Food and Drug Administration 10903 New Hampshire Avenue Document Control Room-WO66-G609 Silver Spring, MD 20993-0002

Mr. Ryan Sysko Chief Executive Officer WellDoc, Incorporated 1501 Saint Paul Street, Suite 118 Baltimore, Marvland 21202

JUL 1 5 2010

Re: K100066

Trade/Device Name: WellDoc DiabetesManager® System and DiabetesManager® Rx System Regulation Number: 21 CFR 880.5725 Regulation Name: Infusion Pump Regulatory Class: II Product Code: MRZ . LNX Dated: June 14, 2010 Received: June 15, 2010

Dear Mr. Sysko:

We have reviewed your Section 510(k) premarket notification of intent to market the device referenced above and have determined the device is substantially equivalent (for the indications for use stated in the enclosure) to legally marketed predicate devices marketed in interstate commerce prior to May 28, 1976, the enactment date of the Medical Device Amendments, or to devices that have been reclassified in accordance with the provisions of the Federal Food, Drug, and Cosmetic Act (Act) that do not require approval of a premarket approval application (PMA).
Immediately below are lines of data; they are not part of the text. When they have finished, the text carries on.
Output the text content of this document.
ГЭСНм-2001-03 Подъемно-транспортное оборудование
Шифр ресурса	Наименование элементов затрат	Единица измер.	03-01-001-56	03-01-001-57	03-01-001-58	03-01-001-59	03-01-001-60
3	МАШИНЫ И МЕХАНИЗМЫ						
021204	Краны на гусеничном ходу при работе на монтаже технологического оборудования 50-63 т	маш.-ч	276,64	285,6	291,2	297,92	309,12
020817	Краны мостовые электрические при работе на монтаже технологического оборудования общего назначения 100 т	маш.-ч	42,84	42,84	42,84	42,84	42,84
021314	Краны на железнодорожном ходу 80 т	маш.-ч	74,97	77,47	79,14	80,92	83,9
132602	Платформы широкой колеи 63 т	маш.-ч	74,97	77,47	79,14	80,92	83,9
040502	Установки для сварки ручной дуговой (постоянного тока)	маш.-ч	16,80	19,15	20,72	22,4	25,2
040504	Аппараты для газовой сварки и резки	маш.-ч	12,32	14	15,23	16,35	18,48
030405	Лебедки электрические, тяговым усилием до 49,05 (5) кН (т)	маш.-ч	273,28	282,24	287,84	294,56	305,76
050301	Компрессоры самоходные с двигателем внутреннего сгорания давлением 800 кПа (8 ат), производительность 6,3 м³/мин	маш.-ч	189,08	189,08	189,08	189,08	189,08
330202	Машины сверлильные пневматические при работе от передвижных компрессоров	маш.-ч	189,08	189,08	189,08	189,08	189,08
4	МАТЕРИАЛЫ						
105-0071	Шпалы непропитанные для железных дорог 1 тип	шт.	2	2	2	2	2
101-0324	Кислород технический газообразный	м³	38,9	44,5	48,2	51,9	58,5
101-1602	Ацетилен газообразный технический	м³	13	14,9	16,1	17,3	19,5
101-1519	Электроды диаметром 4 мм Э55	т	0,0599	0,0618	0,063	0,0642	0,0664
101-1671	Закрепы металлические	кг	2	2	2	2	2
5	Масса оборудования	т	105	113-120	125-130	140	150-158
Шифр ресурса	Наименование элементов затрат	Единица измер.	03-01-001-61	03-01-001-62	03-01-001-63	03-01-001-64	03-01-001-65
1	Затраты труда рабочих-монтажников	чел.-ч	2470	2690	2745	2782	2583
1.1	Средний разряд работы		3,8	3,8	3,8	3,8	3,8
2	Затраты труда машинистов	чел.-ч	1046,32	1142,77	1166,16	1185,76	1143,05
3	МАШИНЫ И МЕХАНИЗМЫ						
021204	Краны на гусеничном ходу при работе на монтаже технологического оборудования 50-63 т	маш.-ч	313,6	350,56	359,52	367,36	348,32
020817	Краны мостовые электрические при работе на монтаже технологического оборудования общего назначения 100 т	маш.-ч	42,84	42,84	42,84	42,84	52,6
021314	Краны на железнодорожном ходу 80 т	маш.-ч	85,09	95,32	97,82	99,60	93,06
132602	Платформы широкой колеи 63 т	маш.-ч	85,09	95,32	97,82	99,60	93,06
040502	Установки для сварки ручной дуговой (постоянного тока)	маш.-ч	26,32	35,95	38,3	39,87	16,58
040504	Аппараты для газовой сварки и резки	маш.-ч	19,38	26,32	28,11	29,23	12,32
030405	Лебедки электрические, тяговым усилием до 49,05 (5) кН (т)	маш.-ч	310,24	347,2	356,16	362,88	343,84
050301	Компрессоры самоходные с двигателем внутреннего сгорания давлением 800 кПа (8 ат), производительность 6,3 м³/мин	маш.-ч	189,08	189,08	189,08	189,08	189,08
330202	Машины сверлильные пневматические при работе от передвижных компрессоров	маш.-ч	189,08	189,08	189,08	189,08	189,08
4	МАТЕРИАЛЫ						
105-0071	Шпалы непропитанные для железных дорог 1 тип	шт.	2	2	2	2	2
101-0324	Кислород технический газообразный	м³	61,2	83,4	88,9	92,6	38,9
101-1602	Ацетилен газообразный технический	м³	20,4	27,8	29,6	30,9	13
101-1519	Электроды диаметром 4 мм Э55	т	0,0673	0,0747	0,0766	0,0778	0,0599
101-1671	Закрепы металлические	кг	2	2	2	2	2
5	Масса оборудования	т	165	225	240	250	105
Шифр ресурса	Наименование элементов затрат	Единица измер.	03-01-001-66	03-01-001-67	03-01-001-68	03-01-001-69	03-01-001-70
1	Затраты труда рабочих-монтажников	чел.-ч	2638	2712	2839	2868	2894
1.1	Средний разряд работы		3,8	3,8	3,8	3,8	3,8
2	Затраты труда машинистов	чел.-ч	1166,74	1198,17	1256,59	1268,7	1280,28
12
You may, therefore, market the device, subject to the general controls provisions of the Act. The general controls provisions of the Act include requirements for annual registration, listing of devices, good manufacturing practice, labeling, and prohibitions against misbranding and adulteration. Please note: CDRH does not evaluate information related to contract liability warranties. We remind you, however, that device labeling must be truthful and not misleading.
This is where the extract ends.